Lunera bouillonnait tellement de rage qu'elle demeurait incapable de répondre sans vociférer comme une forcenée.
— Vous nous embarrassez, Dlavonine ! s'exclama Tayitoma.
— Attendez, ma chère, laissez-le finir... susurra Dediaja. Nous nous occuperons de lui à la fin.
— Je n'ai aucun doute, dit-il durement, qu'Ariès souhaite apporter le mal à Arkhess. Une bâtarde galeuse de son genre — l'assemblée toute entière poussa des exclamations scandalisées — n'aurait aucun scrupule à venir ternir l'image d'un noble pays, dont elle ne parvient pas à saisir la grandeur, tant elle est médiocre. Mais moi, patriarche de la noble maison de Dlavonine, j'ai découvert ses vilains desseins et ses sec-
La fureur de Lunera atteignit un point de retour et se manifesta par un débordement de magie qui prit tout le monde de court. Sans même qu'elle ne parvienne à se contrôler, un Charme Mutique vint sceller les paroles de Dlavonine, le rendant temporairement aphone.
— Patriarche Bahamut Abaddon Dlavonine.
Tous les regards se tournèrent vers elle. On s'entendait à une voix saccadée, haletante de colère, mais Lunera était parvenue à la juguler.
— Pour vos propos indécents, la diffamation à mon égard, ainsi que mon honneur que vous tentez de salir, je vous provoque, en vertu des anciennes lois, en duel. Prendre votre honneur sera ma réparation.
L'annonce jeta un froid dans l'assemblée. Le Sceau à sa main réagit à la mention des Anciens Décrets d'Uraera et brilla d'une intense lumière. Médusée, Solèna ne se contrôla pas non plus et se frappa le visage d'effroi. De son point de vue, la situation ne pouvait pas se gâter autant.
Les habitués de la reine l'observaient avec des yeux ronds, surtout Arkh, choqué, dont la bouche était grande ouverte. Dediaja semblait complètement sonnée et le chapeau de Tayitoma était par terre, cette dernière n'ayant même pas remarqué qu'il était tombé.

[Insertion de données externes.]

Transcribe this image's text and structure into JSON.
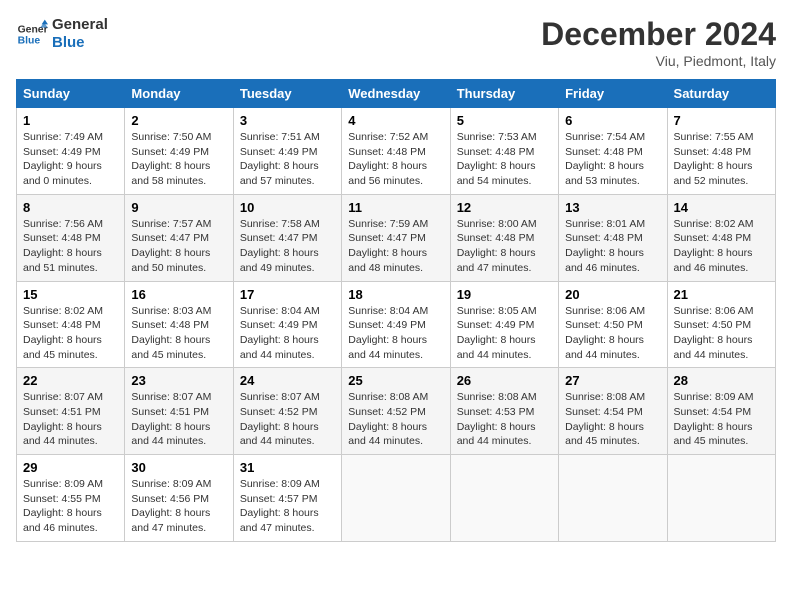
{
  "header": {
    "logo_line1": "General",
    "logo_line2": "Blue",
    "month": "December 2024",
    "location": "Viu, Piedmont, Italy"
  },
  "weekdays": [
    "Sunday",
    "Monday",
    "Tuesday",
    "Wednesday",
    "Thursday",
    "Friday",
    "Saturday"
  ],
  "weeks": [
    [
      {
        "day": "1",
        "sunrise": "Sunrise: 7:49 AM",
        "sunset": "Sunset: 4:49 PM",
        "daylight": "Daylight: 9 hours and 0 minutes."
      },
      {
        "day": "2",
        "sunrise": "Sunrise: 7:50 AM",
        "sunset": "Sunset: 4:49 PM",
        "daylight": "Daylight: 8 hours and 58 minutes."
      },
      {
        "day": "3",
        "sunrise": "Sunrise: 7:51 AM",
        "sunset": "Sunset: 4:49 PM",
        "daylight": "Daylight: 8 hours and 57 minutes."
      },
      {
        "day": "4",
        "sunrise": "Sunrise: 7:52 AM",
        "sunset": "Sunset: 4:48 PM",
        "daylight": "Daylight: 8 hours and 56 minutes."
      },
      {
        "day": "5",
        "sunrise": "Sunrise: 7:53 AM",
        "sunset": "Sunset: 4:48 PM",
        "daylight": "Daylight: 8 hours and 54 minutes."
      },
      {
        "day": "6",
        "sunrise": "Sunrise: 7:54 AM",
        "sunset": "Sunset: 4:48 PM",
        "daylight": "Daylight: 8 hours and 53 minutes."
      },
      {
        "day": "7",
        "sunrise": "Sunrise: 7:55 AM",
        "sunset": "Sunset: 4:48 PM",
        "daylight": "Daylight: 8 hours and 52 minutes."
      }
    ],
    [
      {
        "day": "8",
        "sunrise": "Sunrise: 7:56 AM",
        "sunset": "Sunset: 4:48 PM",
        "daylight": "Daylight: 8 hours and 51 minutes."
      },
      {
        "day": "9",
        "sunrise": "Sunrise: 7:57 AM",
        "sunset": "Sunset: 4:47 PM",
        "daylight": "Daylight: 8 hours and 50 minutes."
      },
      {
        "day": "10",
        "sunrise": "Sunrise: 7:58 AM",
        "sunset": "Sunset: 4:47 PM",
        "daylight": "Daylight: 8 hours and 49 minutes."
      },
      {
        "day": "11",
        "sunrise": "Sunrise: 7:59 AM",
        "sunset": "Sunset: 4:47 PM",
        "daylight": "Daylight: 8 hours and 48 minutes."
      },
      {
        "day": "12",
        "sunrise": "Sunrise: 8:00 AM",
        "sunset": "Sunset: 4:48 PM",
        "daylight": "Daylight: 8 hours and 47 minutes."
      },
      {
        "day": "13",
        "sunrise": "Sunrise: 8:01 AM",
        "sunset": "Sunset: 4:48 PM",
        "daylight": "Daylight: 8 hours and 46 minutes."
      },
      {
        "day": "14",
        "sunrise": "Sunrise: 8:02 AM",
        "sunset": "Sunset: 4:48 PM",
        "daylight": "Daylight: 8 hours and 46 minutes."
      }
    ],
    [
      {
        "day": "15",
        "sunrise": "Sunrise: 8:02 AM",
        "sunset": "Sunset: 4:48 PM",
        "daylight": "Daylight: 8 hours and 45 minutes."
      },
      {
        "day": "16",
        "sunrise": "Sunrise: 8:03 AM",
        "sunset": "Sunset: 4:48 PM",
        "daylight": "Daylight: 8 hours and 45 minutes."
      },
      {
        "day": "17",
        "sunrise": "Sunrise: 8:04 AM",
        "sunset": "Sunset: 4:49 PM",
        "daylight": "Daylight: 8 hours and 44 minutes."
      },
      {
        "day": "18",
        "sunrise": "Sunrise: 8:04 AM",
        "sunset": "Sunset: 4:49 PM",
        "daylight": "Daylight: 8 hours and 44 minutes."
      },
      {
        "day": "19",
        "sunrise": "Sunrise: 8:05 AM",
        "sunset": "Sunset: 4:49 PM",
        "daylight": "Daylight: 8 hours and 44 minutes."
      },
      {
        "day": "20",
        "sunrise": "Sunrise: 8:06 AM",
        "sunset": "Sunset: 4:50 PM",
        "daylight": "Daylight: 8 hours and 44 minutes."
      },
      {
        "day": "21",
        "sunrise": "Sunrise: 8:06 AM",
        "sunset": "Sunset: 4:50 PM",
        "daylight": "Daylight: 8 hours and 44 minutes."
      }
    ],
    [
      {
        "day": "22",
        "sunrise": "Sunrise: 8:07 AM",
        "sunset": "Sunset: 4:51 PM",
        "daylight": "Daylight: 8 hours and 44 minutes."
      },
      {
        "day": "23",
        "sunrise": "Sunrise: 8:07 AM",
        "sunset": "Sunset: 4:51 PM",
        "daylight": "Daylight: 8 hours and 44 minutes."
      },
      {
        "day": "24",
        "sunrise": "Sunrise: 8:07 AM",
        "sunset": "Sunset: 4:52 PM",
        "daylight": "Daylight: 8 hours and 44 minutes."
      },
      {
        "day": "25",
        "sunrise": "Sunrise: 8:08 AM",
        "sunset": "Sunset: 4:52 PM",
        "daylight": "Daylight: 8 hours and 44 minutes."
      },
      {
        "day": "26",
        "sunrise": "Sunrise: 8:08 AM",
        "sunset": "Sunset: 4:53 PM",
        "daylight": "Daylight: 8 hours and 44 minutes."
      },
      {
        "day": "27",
        "sunrise": "Sunrise: 8:08 AM",
        "sunset": "Sunset: 4:54 PM",
        "daylight": "Daylight: 8 hours and 45 minutes."
      },
      {
        "day": "28",
        "sunrise": "Sunrise: 8:09 AM",
        "sunset": "Sunset: 4:54 PM",
        "daylight": "Daylight: 8 hours and 45 minutes."
      }
    ],
    [
      {
        "day": "29",
        "sunrise": "Sunrise: 8:09 AM",
        "sunset": "Sunset: 4:55 PM",
        "daylight": "Daylight: 8 hours and 46 minutes."
      },
      {
        "day": "30",
        "sunrise": "Sunrise: 8:09 AM",
        "sunset": "Sunset: 4:56 PM",
        "daylight": "Daylight: 8 hours and 47 minutes."
      },
      {
        "day": "31",
        "sunrise": "Sunrise: 8:09 AM",
        "sunset": "Sunset: 4:57 PM",
        "daylight": "Daylight: 8 hours and 47 minutes."
      },
      null,
      null,
      null,
      null
    ]
  ]
}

Sawse gloussait dans sa barbe, Qatmon regardait Ariès et Dlavonine à tour de rôle et Andrade souriait négligemment, comme si la victoire était remportée d'avance.
— Partez, sortez de mon château ! cria-t-elle d'une voix perçante. Vous n'y êtes pas le bienvenu !
— Soit, sourit Dlavonine, ayant retrouvé la parole.
Il prit sa riche cape rouge sang et esquissa quelques pas vers la sortie.
— Nous règlerons donc nos différents sur le terrain... C'est parfait, je ne pensais pas qu'une pareille s'occasion s'offrirait à moi. Pensez à bien convier le peuple tout entier.
— Quelle impudence, chuchotait-on dans l'assemblée. Quelle insolence !
— Je vous laisse trois jours pour me contacter, comme le stipulent les Anciens Décrets. Sans ça, vous m'offrirez votre vie.
Et il sortit, non sans un grand sourire aux lèvres.